The organization behind telecom fair Mobile World Congress has received a GDPR fine of 200,000 euros for using facial recognition in 2021. The Spanish privacy authority believes that the data protection impact assessment carried out was insufficient.
Organizer GSMA first used facial recognition software Breez in 2021 to verify the identity of visitors. Using Breez was optional for visitors; they could also choose to show their ID to MWC personnel. In order to use the facial recognition, GSMA carried out a data protection impact assessment required under the GDPR to identify risks and necessity.

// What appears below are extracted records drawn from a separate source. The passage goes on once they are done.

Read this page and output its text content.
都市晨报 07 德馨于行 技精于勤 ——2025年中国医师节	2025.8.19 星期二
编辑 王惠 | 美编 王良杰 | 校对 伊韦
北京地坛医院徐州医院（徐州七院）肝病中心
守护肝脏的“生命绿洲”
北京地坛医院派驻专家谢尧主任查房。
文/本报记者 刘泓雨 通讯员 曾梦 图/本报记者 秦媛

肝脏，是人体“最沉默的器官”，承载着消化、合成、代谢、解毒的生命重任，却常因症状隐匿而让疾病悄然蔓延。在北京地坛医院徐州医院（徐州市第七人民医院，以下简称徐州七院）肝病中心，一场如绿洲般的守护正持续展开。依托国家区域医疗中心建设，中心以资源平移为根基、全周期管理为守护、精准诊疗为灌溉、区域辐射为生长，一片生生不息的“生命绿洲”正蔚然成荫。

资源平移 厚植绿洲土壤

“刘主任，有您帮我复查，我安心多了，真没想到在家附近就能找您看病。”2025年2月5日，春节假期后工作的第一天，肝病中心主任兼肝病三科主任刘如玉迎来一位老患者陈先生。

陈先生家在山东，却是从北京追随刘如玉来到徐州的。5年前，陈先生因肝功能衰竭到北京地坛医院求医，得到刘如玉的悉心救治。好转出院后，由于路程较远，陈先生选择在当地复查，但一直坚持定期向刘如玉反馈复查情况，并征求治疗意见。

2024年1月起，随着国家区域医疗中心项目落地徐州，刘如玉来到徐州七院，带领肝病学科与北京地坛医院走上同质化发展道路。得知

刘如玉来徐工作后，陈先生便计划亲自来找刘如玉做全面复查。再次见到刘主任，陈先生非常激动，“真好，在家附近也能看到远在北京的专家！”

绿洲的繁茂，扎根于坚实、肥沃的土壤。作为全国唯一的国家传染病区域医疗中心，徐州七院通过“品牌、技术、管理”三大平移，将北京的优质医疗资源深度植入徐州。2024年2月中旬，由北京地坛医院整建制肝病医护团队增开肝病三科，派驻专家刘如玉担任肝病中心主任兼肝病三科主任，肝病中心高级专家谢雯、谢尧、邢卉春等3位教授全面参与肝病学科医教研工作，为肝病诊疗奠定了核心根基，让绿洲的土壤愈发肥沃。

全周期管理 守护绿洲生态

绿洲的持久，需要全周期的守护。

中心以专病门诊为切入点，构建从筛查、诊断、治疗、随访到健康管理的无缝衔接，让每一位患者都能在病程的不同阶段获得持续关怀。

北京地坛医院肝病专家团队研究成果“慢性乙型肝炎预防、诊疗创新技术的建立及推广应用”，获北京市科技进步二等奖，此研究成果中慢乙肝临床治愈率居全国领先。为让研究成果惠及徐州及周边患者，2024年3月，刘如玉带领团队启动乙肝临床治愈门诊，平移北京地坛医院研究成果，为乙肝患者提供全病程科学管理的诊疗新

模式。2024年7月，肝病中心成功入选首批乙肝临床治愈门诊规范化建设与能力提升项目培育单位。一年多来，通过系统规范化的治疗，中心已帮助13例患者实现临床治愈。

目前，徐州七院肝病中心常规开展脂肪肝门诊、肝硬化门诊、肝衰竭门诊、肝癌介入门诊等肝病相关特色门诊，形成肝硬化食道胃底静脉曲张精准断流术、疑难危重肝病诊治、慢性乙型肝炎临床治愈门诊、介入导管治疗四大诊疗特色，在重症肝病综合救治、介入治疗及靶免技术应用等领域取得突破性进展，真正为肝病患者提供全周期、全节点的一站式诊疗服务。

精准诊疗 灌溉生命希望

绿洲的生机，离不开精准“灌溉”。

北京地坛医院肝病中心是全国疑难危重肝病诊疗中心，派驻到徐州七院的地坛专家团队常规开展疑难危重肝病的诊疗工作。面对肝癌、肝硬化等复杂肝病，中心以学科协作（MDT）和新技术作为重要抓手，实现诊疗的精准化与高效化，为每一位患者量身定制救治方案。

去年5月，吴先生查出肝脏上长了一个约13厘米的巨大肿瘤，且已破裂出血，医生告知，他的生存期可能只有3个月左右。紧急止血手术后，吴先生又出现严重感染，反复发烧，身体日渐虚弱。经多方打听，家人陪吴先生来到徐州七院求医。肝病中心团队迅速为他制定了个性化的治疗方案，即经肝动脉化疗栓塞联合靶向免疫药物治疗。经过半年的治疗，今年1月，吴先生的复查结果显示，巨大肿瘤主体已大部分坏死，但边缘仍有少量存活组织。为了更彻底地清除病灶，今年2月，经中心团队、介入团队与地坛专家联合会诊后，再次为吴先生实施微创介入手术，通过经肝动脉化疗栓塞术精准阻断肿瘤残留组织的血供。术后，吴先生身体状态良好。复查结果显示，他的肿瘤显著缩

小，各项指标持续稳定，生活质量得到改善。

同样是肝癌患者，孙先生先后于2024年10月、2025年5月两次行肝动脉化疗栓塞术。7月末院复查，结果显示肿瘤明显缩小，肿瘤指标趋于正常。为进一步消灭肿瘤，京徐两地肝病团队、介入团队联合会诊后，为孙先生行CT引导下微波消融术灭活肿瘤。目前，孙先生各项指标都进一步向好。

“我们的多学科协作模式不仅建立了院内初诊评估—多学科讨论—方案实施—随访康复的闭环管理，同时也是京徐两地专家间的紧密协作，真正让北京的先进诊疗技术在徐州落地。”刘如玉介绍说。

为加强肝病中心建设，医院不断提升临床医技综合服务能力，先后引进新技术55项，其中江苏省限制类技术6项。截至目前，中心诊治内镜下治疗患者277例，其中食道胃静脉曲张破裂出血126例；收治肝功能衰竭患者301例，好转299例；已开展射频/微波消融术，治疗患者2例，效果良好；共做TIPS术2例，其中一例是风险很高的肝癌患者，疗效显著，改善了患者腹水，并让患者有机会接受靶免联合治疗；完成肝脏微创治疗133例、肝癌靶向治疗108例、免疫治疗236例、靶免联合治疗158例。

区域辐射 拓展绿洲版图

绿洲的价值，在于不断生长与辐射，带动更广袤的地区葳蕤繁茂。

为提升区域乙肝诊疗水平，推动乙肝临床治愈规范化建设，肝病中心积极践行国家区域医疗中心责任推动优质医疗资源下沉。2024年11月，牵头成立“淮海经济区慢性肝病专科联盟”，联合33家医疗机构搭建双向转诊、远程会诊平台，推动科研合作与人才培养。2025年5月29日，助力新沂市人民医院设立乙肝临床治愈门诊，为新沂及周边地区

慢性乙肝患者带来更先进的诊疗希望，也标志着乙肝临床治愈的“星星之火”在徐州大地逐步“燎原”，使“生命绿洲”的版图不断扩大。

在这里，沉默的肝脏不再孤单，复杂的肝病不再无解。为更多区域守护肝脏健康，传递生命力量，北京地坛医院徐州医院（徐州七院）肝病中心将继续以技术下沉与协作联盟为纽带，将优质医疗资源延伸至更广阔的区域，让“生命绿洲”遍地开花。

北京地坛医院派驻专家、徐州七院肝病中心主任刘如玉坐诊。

TechCrunch writes that assessment according to the Spanish privacy authority AEPD was insufficient. There would not have been enough research into the necessity and proportionality of facial recognition, and the security risks would also not have been sufficiently mapped. The organization can still appeal against the fine. Breez was used by 7,585 of 17,462 visitors, according to the GSMA. The rest therefore opted to have the identity documents checked manually. There was also a virtual version without identity checks.
MWC speaker Anastasia Dedyukhina filed the complaint with the Spanish privacy authority, she writes on LinkedIn. The digital wellbeing speaker was dissatisfied with GSMA’s way of doing things, because she was required to upload her ID, even if she didn’t want to use Breez. Dedyukhina chose to attend the fair virtually. GSMA has continued to use facial recognition or manual identity checks in the past two MWC editions. It’s not clear if GSMA wants to stop using Breez or improve its rating.